Si on regarde les données sur les chats sauvages, ils chassent des proies qui contiennent entre 30 à 68% des calories venant des lipides, et en moyenne les chats féraux consomment 46% de leurs calories venant du gras.
Une recommandation générale pour les chats adultes serait de fournir entre 30 à 40-45% des calories venant des lipides, puisque des niveaux élevés en gras ne sont pas appropriés pour nos chats domestiques qui ne sont pas aussi actifs que des chats féraux. Et comme cela a déjà été expliqué, le gras est important pour la palatabilité donc si la quantité de gras est trop faible le chat refusera de manger la nourriture.
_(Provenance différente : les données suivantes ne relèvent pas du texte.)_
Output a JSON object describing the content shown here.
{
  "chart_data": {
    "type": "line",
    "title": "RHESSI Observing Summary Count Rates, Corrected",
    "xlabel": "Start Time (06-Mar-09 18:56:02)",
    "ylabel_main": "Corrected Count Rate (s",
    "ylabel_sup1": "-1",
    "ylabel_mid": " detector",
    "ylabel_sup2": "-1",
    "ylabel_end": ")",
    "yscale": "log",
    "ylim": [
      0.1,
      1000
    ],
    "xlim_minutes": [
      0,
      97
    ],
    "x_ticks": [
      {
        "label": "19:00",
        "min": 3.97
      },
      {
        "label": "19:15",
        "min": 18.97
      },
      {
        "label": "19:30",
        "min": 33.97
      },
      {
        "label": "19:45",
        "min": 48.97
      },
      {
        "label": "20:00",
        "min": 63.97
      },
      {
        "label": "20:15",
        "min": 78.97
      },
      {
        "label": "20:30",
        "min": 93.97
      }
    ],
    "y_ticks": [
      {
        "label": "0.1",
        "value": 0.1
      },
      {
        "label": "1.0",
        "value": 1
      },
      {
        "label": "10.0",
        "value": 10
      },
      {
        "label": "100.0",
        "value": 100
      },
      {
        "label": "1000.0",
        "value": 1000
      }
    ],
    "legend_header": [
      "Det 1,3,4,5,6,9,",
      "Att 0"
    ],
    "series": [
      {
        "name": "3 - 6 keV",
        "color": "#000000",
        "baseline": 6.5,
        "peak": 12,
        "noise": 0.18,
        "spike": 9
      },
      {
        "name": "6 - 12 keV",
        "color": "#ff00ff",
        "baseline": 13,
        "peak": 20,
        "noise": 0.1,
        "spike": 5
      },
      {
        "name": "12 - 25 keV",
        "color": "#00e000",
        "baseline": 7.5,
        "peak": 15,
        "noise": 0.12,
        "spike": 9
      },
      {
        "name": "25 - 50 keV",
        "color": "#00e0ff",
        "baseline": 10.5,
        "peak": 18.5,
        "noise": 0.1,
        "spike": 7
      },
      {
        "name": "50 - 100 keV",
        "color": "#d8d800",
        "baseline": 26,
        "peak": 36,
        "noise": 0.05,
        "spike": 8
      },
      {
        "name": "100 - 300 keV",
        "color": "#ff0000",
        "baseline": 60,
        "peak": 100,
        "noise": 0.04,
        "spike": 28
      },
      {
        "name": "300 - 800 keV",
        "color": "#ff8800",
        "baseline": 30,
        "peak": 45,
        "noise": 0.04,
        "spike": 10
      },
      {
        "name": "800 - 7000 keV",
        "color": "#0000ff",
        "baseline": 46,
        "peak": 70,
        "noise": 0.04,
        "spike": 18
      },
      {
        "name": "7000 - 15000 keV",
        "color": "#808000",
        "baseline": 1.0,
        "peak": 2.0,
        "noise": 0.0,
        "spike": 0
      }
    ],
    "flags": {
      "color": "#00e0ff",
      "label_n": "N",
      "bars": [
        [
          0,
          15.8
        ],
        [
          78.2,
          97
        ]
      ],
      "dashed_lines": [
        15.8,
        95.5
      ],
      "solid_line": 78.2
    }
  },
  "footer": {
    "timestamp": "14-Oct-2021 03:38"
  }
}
Information supplémentaire
  • Pour l’acide linoléique : la recommandation du NRC est de 1.4 g pour 1000 kcal, équivalent à 0.55% sur la matière sèche pour 4000 kcal/kg.
  • Pour l’acide arachidonique : la recommandation du NRC est de 15 mg pour 1000 kcal.
  • Pour l’acide alpha-linolénique : il n’y a pas de recommandation pour les chats adultes.
  • Pour l’EPA et le DHA : la recommandation du NRC est de 25 mg pour 1000 kcal avec une majorité d’EPA. C’est équivalent à 0.01% sur la matière sèche.
Gardez en tête que l’on a peu d'informations sur les recommandations exactes pour les acides gras, en particulier pour l’EPA et le DHA qui sont parfois considérés conditionnellement essentiels. Et qu’il est important de garder un équilibre entre les oméga-6 et les oméga-3.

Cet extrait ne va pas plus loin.